《孔雀》中的“姐姐”
□ 黄小邪
《孔雀》,用编剧李樯的话说,“不像常规的电影中,写大的人类事件,这部电影用细节对齐历史。”又有人说,《孔雀》有“朴素的美丽和诗意的惆怅”。琐细的平民生活,突出于淡化的政治背景,浸淫在灰蒙蒙的怀旧影调中。中国电影中,难得的淡化戏剧性,以生活流代替集中的、强调的“叙事”。可惜,仍不够控制,如前半部分的拖沓,对某种气氛的迷恋,音乐的过分使用。
《孔雀》中,认为最可探讨的是“姐姐”这一人物。尽管“弟弟”也有表现力,但此种男性人物青春期的敏感、虚荣、残忍、对异性的好奇和渴慕,华语电影中已然很多,如《阳光灿烂的日子》,《十七岁的单车》,《牯岭街少年杀人事件》,《风柜来的人》,等等。“姐姐”这一人物,模糊,暧昧,却贴切,独特,在中国银幕上并不多见。

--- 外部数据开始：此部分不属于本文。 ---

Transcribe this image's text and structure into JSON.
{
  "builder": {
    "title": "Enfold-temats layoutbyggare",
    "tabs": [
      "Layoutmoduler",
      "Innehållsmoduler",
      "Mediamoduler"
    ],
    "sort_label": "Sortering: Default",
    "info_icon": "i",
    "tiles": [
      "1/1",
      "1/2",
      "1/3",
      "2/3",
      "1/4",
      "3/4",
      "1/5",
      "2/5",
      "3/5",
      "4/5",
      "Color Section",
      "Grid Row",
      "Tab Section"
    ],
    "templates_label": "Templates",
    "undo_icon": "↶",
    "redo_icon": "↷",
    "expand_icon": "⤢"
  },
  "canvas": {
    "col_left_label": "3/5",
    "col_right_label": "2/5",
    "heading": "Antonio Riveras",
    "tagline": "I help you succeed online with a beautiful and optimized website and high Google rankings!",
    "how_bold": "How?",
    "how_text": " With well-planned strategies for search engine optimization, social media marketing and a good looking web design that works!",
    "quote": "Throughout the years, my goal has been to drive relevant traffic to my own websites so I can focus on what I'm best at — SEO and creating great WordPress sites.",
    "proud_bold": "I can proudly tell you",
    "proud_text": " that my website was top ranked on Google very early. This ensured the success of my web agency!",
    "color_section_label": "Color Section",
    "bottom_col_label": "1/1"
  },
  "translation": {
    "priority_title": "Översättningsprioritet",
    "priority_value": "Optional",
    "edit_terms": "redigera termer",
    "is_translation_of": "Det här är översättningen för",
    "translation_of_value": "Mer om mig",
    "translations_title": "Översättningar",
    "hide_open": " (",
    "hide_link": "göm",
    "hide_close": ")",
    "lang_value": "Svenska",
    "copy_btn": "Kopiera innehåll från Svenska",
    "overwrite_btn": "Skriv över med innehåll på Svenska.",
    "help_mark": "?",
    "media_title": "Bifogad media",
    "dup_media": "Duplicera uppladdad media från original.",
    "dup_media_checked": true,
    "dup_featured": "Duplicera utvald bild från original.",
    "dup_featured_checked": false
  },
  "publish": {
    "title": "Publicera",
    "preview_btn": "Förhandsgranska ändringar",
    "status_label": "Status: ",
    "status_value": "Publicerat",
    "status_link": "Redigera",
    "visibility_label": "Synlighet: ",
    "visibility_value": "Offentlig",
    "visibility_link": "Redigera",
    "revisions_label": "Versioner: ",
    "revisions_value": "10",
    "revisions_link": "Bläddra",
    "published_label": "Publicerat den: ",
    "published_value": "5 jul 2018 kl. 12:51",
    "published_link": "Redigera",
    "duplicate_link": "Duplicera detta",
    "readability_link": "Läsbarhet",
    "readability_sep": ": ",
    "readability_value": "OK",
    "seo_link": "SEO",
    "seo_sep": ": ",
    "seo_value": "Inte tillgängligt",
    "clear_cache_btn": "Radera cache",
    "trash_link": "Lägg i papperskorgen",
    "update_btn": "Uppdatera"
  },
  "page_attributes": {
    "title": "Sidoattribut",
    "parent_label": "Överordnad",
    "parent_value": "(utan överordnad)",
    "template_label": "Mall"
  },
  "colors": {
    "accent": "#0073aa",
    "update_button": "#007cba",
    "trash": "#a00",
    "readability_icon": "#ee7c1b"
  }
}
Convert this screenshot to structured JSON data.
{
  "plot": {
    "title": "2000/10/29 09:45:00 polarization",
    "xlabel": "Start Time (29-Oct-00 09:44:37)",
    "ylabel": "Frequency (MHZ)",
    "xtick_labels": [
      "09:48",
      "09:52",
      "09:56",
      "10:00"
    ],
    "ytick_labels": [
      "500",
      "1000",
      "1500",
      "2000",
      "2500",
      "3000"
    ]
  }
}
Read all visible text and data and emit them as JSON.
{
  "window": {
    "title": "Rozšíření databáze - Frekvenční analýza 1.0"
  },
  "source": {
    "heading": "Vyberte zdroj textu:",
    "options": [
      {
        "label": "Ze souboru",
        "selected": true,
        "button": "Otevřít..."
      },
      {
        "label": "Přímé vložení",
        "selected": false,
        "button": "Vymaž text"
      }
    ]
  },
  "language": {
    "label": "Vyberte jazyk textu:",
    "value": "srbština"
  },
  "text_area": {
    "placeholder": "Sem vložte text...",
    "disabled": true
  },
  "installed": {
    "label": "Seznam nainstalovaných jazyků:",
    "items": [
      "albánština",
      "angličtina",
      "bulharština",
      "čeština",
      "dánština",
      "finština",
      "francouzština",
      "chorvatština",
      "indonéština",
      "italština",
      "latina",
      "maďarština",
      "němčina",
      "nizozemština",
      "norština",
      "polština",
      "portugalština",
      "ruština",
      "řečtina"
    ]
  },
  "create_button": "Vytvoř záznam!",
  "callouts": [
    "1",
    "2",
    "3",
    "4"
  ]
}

姐姐,脑中充斥浪漫的,不切实际的幻想,不安于平庸生活。生得美丽也意识到可以用它去换取自己想要的东西,如对招兵的军官,对果子,对局长司机。只是还有尊严,坚持着什么,也坚忍地承受着幻灭。
渴望温情,幼稚地误解父母的感情(相信很多青春期男女都因与父母偶有矛盾就想像自己不是父母亲生),珍惜陌生老人对自己的接受。对异性一无所知,以为他们心怀叵测,需要的只是自己的身体。
追寻虚无缥缈的爱情--那种只存在于浪漫电影中的美妙完满,却从未真正经历过(与果子的暧昧终究停留在世俗的暧昧),梦想一个人“永远爱着我”——那个口里塞了包子、自行车上坐着儿子、纵使面容还清秀的陌生中年男子,不是电影中的高仓健,终究不懂得她神情中的“痴”,即使被感染,似有所悟。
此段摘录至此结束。